Au sein de l’Église chrétienne (l’Ecclesia), qui se définit non seulement par ce qu’il faut croire mais aussi, de plus en plus, parce ce qu’il faut rejeter, les juifs (comme les musulmans et les hérétiques) se voient progressivement exclus de la société dans les derniers siècles du Moyen Âge. L’Ecclesia est désormais considérée comme un espace où tout le monde doit être chrétien. Aucun « ennemi de l’intérieur » n’est toléré.

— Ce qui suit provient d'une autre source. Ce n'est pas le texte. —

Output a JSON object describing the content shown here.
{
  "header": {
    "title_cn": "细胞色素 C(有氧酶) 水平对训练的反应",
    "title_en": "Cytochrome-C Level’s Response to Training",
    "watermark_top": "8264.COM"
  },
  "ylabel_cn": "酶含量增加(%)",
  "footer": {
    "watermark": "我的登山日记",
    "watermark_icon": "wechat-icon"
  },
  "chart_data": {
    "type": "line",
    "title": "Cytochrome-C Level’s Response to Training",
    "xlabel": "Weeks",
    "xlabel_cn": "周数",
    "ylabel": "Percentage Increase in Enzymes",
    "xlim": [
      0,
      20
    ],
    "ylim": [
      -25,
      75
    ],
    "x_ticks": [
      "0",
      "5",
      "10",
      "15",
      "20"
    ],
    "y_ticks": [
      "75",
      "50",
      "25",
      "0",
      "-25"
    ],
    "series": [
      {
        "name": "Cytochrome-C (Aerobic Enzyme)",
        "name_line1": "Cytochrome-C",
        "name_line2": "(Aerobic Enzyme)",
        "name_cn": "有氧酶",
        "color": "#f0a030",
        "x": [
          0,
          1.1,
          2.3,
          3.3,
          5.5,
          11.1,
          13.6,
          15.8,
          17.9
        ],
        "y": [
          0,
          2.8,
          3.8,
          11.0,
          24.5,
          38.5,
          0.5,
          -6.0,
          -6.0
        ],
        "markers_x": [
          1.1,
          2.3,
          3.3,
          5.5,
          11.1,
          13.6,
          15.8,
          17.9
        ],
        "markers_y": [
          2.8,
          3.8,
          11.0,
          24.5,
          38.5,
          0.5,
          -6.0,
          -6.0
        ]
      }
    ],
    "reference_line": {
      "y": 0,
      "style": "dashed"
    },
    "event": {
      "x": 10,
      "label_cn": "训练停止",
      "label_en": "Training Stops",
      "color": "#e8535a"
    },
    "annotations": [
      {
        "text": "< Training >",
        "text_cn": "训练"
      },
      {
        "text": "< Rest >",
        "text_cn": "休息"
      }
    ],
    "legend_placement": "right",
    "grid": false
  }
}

Les juifs présents en Occident au 12e siècle sont en partie issus de la diaspora installée depuis le Bas-Empire romain. Dès le haut Moyen Âge, des communautés juives sont attestées en Italie, dans la péninsule Ibérique, en Allemagne et en France (Languedoc, Champagne), où l’on estime leur nombre entre 50 000 et 100 000 au début du 12e siècle. Hormis le cas de l’Espagne wisigothique où la législation, issue des conciles de Tolède au 7e siècle, développe une violente politique antijuive, ces communautés sont plutôt tolérées, voire protégées, comme l’atteste le capitulaire carolingien (Capitula de Judaeis) de 814.
Ce soutien s’affirme avec force dans la bulle pontificale Sicut Judaeis de 1123, dont le contenu est souvent repris ensuite et qui protège paradoxalement les juifs, au prix de leur abaissement et de la reconnaissance de leur infériorité ; en montrant la nécessité de les protéger, elle révèle qu’ils sont menacés.
LE TOURNANT DE 1095
L’attitude à l’égard des juifs change à partir de 1096, après qu’Urbain II a exhorté les chrétiens à partir en croisade lors du concile de Clermont, en 1095. On assiste alors aux premiers pogroms à Rouen, à Metz et surtout en Allemagne (Cologne, Mayence, Worms, Trèves). Des chrétiens tuent des juifs, les forcent à se baptiser et accaparent leurs biens. Des penseurs chrétiens écrivent des traités qui visent à dénoncer leurs erreurs.
Dans les années 1140, Pierre le Vénérable rédige ainsi, à côté d’un Contre les pétrobrusiens (un groupe hérétique) et d’un Contre les Sarrazins, un traité contre les juifs. Le concile de Latran IV, en 1215, représente un second tournant dans la mise en place d’une politique antijuive : le canon 67 interdit l’usure et limite le prêt à intérêt, domaine dans lesquels les juifs opéraient ; le canon 68 leur impose des vêtements distinctifs ; le canon 69 les exclut des charges publiques ; le canon 70 exige que les juifs convertis renoncent définitivement à leurs anciens rites.
À la fin du Moyen Âge, les persécutions à leur encontre s’accentuent : en 1321, les juifs, comme les lépreux, sont accusés d’empoisonner les puits ; lors de la peste noire de 1348-1350, on pense qu’ils ont volontairement propagé l’épidémie. En Angleterre, on assiste, en 1190, au massacre des communautés juives d’York et de Lynn. En Espagne, en 1391, de nombreuses tueries interviennent après la prédication d’un clerc sévillan, Ferrán Martínez.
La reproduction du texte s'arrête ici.